The film is structured as a long flashback prompted by Njenna’s death. Elle-Marja (who has renamed herself Christina, here played by Maj Doris Rimpi), reluctantly travels north to the funeral with her son and granddaughter. She is bitter and self-hating towards her Sámi heritage and refuses to talk to anyone. But the long-abandoned surroundings awaken her memories and she relives the weeks leading up to the moment she broke with her family and sold her Sámi past for a Swedish future. It is a sign of the times that she could not inhabit both worlds: her options are cruelly either/or. The film chronicles the methods of alienation and judgment popular at the time, including phrenology and a callous anthropology. The subjugation of the Sámi children to the clinical inspection of their difference and presumed inferiority is shot without sentiment yet clearly conveys their humiliation. In contrast, positive connections are inflected through touch: Kernell creates a nuanced tenderness between characters, especially the women, which transcends differences.

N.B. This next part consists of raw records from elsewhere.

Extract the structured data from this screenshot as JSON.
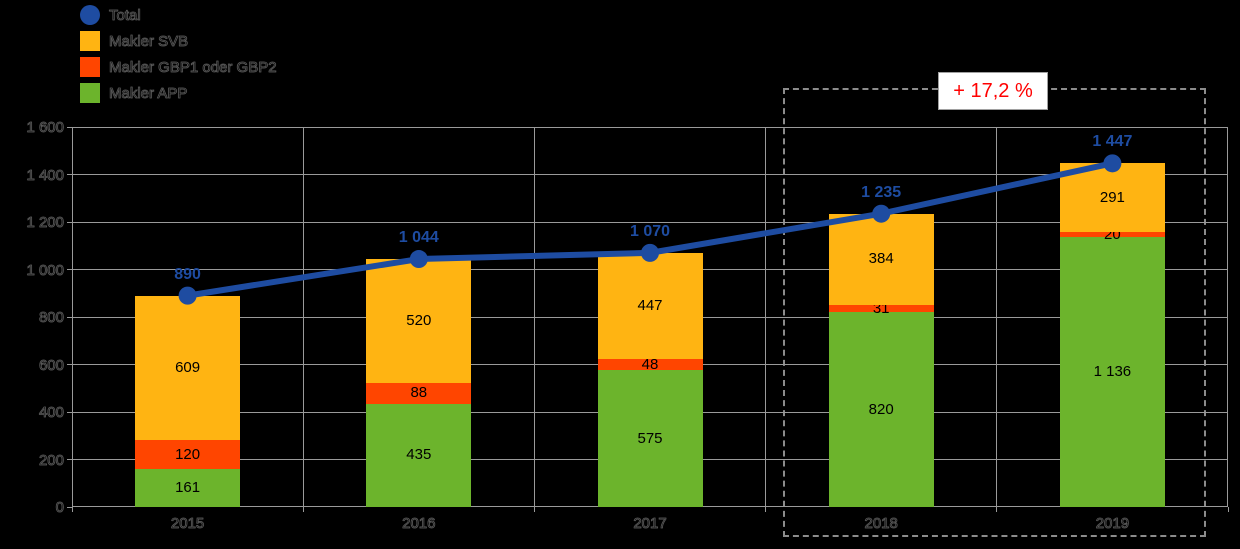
{
  "legend": {
    "items": [
      {
        "label": "Total",
        "color": "#1E4CA1",
        "shape": "circle"
      },
      {
        "label": "Makler SVB",
        "color": "#FFB412",
        "shape": "square"
      },
      {
        "label": "Makler GBP1 oder GBP2",
        "color": "#FF4500",
        "shape": "square"
      },
      {
        "label": "Makler APP",
        "color": "#6CB42C",
        "shape": "square"
      }
    ]
  },
  "annotation": {
    "text": "+ 17,2 %",
    "color": "#FF0000"
  },
  "chart_data": {
    "type": "bar",
    "subtype": "stacked-bars-with-total-line",
    "categories": [
      "2015",
      "2016",
      "2017",
      "2018",
      "2019"
    ],
    "series": [
      {
        "name": "Makler APP",
        "type": "bar",
        "color": "#6CB42C",
        "values": [
          161,
          435,
          575,
          820,
          1136
        ],
        "labels": [
          "161",
          "435",
          "575",
          "820",
          "1 136"
        ]
      },
      {
        "name": "Makler GBP1 oder GBP2",
        "type": "bar",
        "color": "#FF4500",
        "values": [
          120,
          88,
          48,
          31,
          20
        ],
        "labels": [
          "120",
          "88",
          "48",
          "31",
          "20"
        ]
      },
      {
        "name": "Makler SVB",
        "type": "bar",
        "color": "#FFB412",
        "values": [
          609,
          520,
          447,
          384,
          291
        ],
        "labels": [
          "609",
          "520",
          "447",
          "384",
          "291"
        ]
      },
      {
        "name": "Total",
        "type": "line",
        "color": "#1E4CA1",
        "values": [
          890,
          1044,
          1070,
          1235,
          1447
        ],
        "labels": [
          "890",
          "1 044",
          "1 070",
          "1 235",
          "1 447"
        ]
      }
    ],
    "ylim": [
      0,
      1600
    ],
    "ytick_step": 200,
    "ytick_labels": [
      "0",
      "200",
      "400",
      "600",
      "800",
      "1 000",
      "1 200",
      "1 400",
      "1 600"
    ],
    "grid": true,
    "legend_position": "top-left",
    "highlight": {
      "categories": [
        "2018",
        "2019"
      ],
      "label": "+ 17,2 %"
    }
  }
}
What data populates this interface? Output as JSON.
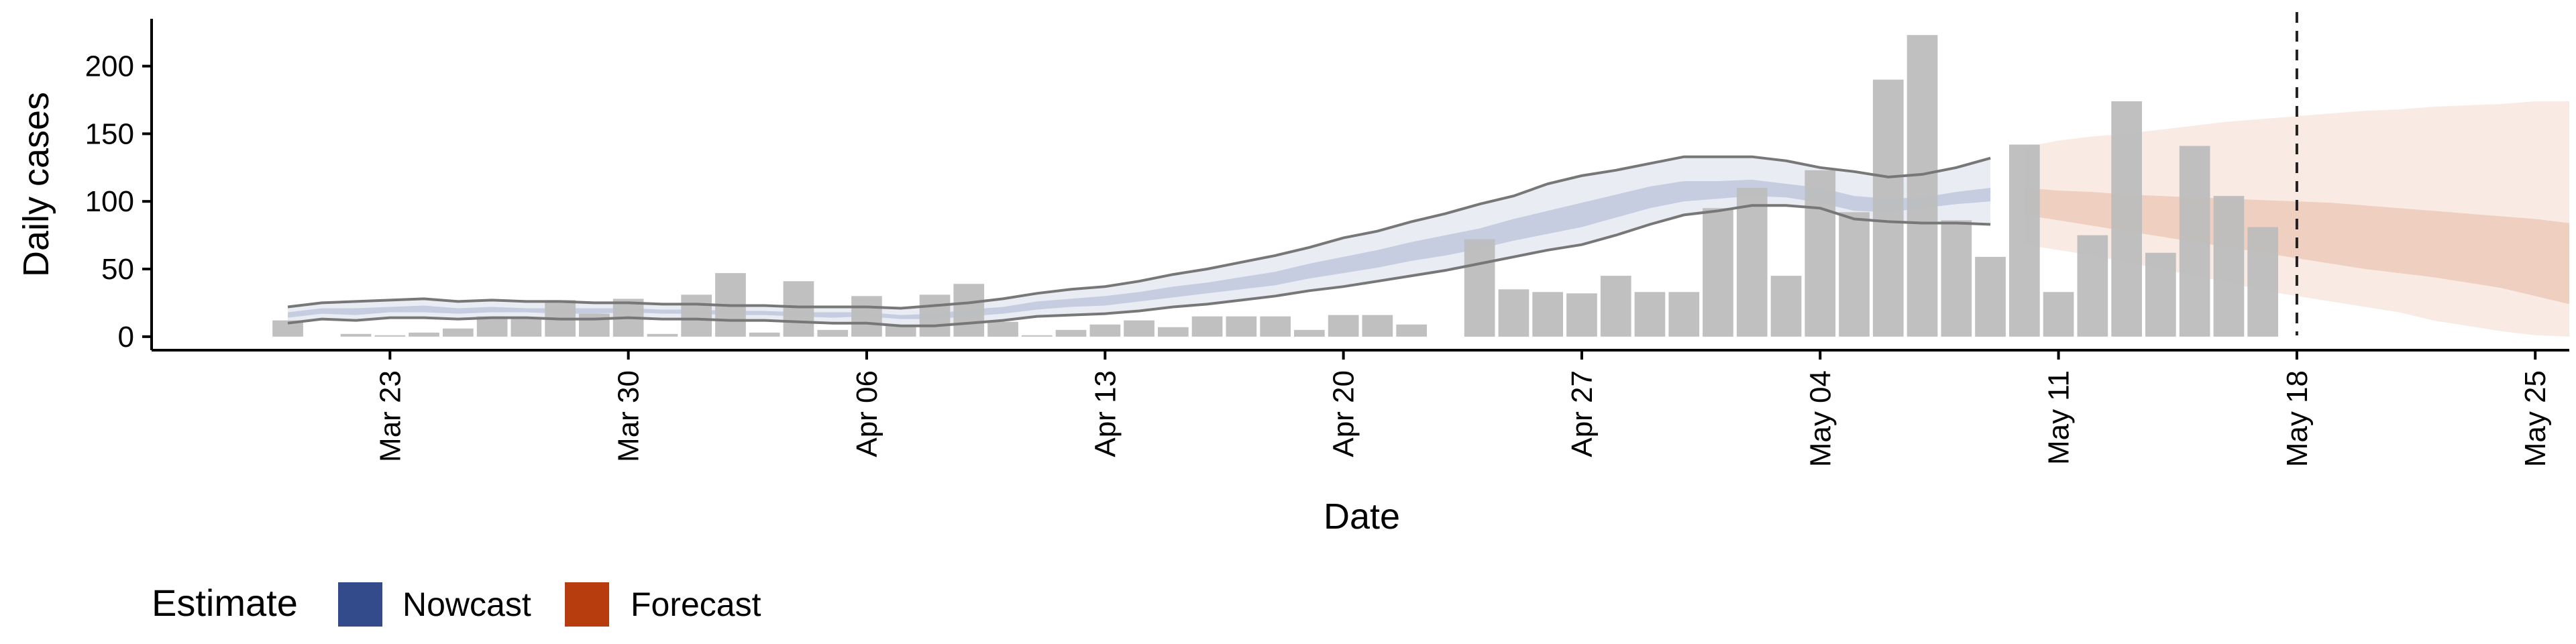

The camerawork keeps us up close to the characters and objects, where we develop an intimate understanding of who and what they are. Elle-Marja’s apprehension of the world is sensuous and eager: in the pre-dawn hours she picks up and explores the objects of her Swedish lover’s bourgeois household (the cuts in a crystal bowl, ivory piano keys); after she sleeps with him, we see her tracing his skin with semen. Lena Cecilia Sparrok seems to soak in new experiences by osmosis: her character is curious and courageous and she acts without fear or thought of consequences. These qualities are necessary for her to pass in the other world, but not without loss or scars. When she angrily defies the boys who are mocking her, they take their revenge by marking her ear as if she were a reindeer. Yet this is only the outer evidence of the scarring within: she wounds her self in order to lead a different life, and the rejection of her family is stained with blood. When she leaves, she loses the ability to sing her experience: joking is a form of Sámi expression that she can’t bring with her. But when she returns at last we see that it is not too late for her to find a way to be bilingual.